Now, take a closer look at that chart.
The last time Americans were this unified around the idea of the government guaranteeing health coverage was around 2008 — shortly before our last major health reform law, the Affordable Care Act, passed. The politics of health care are cyclical. It goes something like this:
A problem becomes impossible for politicians to ignore, and lawmakers pass (or try to pass) an imperfect plan to address it — and then…
Voters become incensed over that specific plan — and then… The backlash leaves lawmakers too afraid to try to pass any more significant reforms until the public becomes so fed up again that our leaders feel compelled to act.
Paul Starr, the preeminent historian of American health care, coined a term for this cycle: remedy and reaction.
For the past 16 years, we have been in a period of reaction to the ACA: Democrats sought to reduce the persistently high uninsured rates among the working class and people in poverty, they came up with the ACA to achieve that goal, voters initially rejected the law after campaigning from Republicans and some corner of the business industry, and the lingering bruises from that backlash made many Democrats reluctant to propose major changes in 2016, 2020 and 2024.
But now the wheel may finally be coming back around.
The time is ripe for another big health care swing
You need a few things to make a big health care push: that critical mass of political support, serious policy chops, and buy-in from at least some of the major health care business interests. The ACA, for example, resulted from Barack Obama's massive electoral mandate, decades of policy planning dating back to at least the early Clinton years, and acquiescence from hospitals and Big Pharma that opted not to mount a major resistance.
All three factors are starting to align again.
We've covered the public's attitude on health care already. The ACA subsidy cliff and Republicans' Medicaid cuts could deepen their anger and their desire for change. The shift to direct-to-consumer health care sales — like people paying cash for Ozempic at Costco — will further heighten the inequities in our system while squeezing many people's wallets.
On policymaking, below the surface, the gears have been slowly churning, setting the stage once again for future action.
This is a key part of the cycle: Momentum builds slowly, imperceptibly except to those paying close attention, before short windows open that allow for bursts of policymaking.
Democrats went through a robust debate around what their next health care overhaul might look like during the 2020 presidential primary: Medicare-for-all, Medicare for all who want it, more targeted reforms to private insurance. They have been vetting and finetuning these concepts for a decade at this point. More recently, state-level public insurance options have gotten off the ground in states like Washington and started to show promising results; those experiences could be valuable when lawmakers are crafting a national plan, just as an existing Massachusetts health care reform law informed the ACA's development.
Right now, there is a new bipartisan group of lawmakers trying to deliver a deal on reforms for pharmacy benefits managers and more. In another sign of the shifting winds, the Trump administration has made moves to reduce drug prices, taking steps — such as trying to align US prices with international prices — that would have been unthinkable for a Republican a decade ago.
On our third point, some major special interest groups are having their own moments of crisis — and they're in the mood to consider serious reforms. The American Medical Association, long an opponent of single-payer health care, has been gradually softening its stance; it has also advocated for restoring the ACA financial assistance and building upon the law. Even if a true, single-payer system remains a tough sell in the US, these are notable signals that the nation's most powerful physician lobbying group may not oppose a more muscular government role in providing health insurance and trying to limit costs.

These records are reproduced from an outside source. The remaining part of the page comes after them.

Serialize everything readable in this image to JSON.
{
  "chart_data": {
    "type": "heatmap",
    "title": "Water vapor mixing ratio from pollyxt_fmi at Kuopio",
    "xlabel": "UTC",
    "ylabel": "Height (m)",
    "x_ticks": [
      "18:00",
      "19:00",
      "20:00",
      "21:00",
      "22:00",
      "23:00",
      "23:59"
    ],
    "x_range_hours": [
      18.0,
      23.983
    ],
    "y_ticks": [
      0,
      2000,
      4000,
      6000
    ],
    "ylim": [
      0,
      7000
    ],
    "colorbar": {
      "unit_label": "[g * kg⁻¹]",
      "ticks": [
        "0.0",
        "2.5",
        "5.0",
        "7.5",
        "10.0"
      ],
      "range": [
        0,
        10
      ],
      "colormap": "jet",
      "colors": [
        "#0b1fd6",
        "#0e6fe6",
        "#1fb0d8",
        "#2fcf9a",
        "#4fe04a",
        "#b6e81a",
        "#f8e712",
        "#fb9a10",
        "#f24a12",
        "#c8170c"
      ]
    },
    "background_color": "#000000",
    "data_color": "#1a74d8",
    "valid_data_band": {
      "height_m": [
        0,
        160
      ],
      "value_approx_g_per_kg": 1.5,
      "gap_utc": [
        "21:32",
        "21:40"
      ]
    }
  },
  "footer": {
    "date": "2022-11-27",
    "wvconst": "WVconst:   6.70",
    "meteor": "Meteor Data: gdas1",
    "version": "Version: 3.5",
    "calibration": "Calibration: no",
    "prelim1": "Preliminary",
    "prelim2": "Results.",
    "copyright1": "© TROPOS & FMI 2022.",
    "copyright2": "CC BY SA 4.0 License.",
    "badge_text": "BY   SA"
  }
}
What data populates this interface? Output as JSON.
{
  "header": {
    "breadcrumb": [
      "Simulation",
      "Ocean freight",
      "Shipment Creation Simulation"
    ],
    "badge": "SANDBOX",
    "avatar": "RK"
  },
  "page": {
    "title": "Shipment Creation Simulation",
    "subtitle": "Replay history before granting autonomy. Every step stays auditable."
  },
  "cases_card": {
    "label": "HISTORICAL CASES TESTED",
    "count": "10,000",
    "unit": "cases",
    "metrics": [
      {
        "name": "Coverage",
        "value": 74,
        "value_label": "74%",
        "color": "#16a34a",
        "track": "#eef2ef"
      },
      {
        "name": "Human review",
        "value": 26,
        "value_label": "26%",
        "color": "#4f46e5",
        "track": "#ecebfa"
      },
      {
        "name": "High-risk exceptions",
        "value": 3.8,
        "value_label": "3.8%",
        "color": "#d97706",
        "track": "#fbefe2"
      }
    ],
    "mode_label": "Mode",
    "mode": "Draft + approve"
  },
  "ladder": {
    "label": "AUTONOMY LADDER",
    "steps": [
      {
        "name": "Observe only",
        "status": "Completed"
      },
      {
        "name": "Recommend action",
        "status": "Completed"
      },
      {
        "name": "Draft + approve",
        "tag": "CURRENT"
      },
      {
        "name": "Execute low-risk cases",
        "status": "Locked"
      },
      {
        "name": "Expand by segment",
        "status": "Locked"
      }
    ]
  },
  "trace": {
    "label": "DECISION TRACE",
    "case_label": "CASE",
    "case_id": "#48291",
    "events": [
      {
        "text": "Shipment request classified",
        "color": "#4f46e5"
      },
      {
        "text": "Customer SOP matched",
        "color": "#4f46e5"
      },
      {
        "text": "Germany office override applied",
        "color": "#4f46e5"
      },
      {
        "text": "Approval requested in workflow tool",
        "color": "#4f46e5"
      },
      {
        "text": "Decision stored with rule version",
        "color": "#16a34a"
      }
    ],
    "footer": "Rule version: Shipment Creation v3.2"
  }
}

And as I have reported, some companies are starting to seriously ponder the future of employer-sponsored insurance as the cost of providing it continues to grow. Those employer-sponsored plans, which insure about half the US, have long been considered untouchable because they offer tax-free health benefits — a major value for the private sector. And some companies say they still see that value. But if more firms decide they want to stop playing the role of health insurance administrator, that would be a massive political shift that could open up all kinds of new possibilities.
So what comes next?
National politics will be important: Democrats seem more likely than Republicans to mount a major health care reform effort. But even there, you can argue that the stars are aligning more than it might seem: President Donald Trump is so unpopular right now that the Democrats winning the Senate is plausible. Then they only need to take the presidency in 2028, and the window will, at least in theory, be open. Health care is a top priority for voters. That won't change.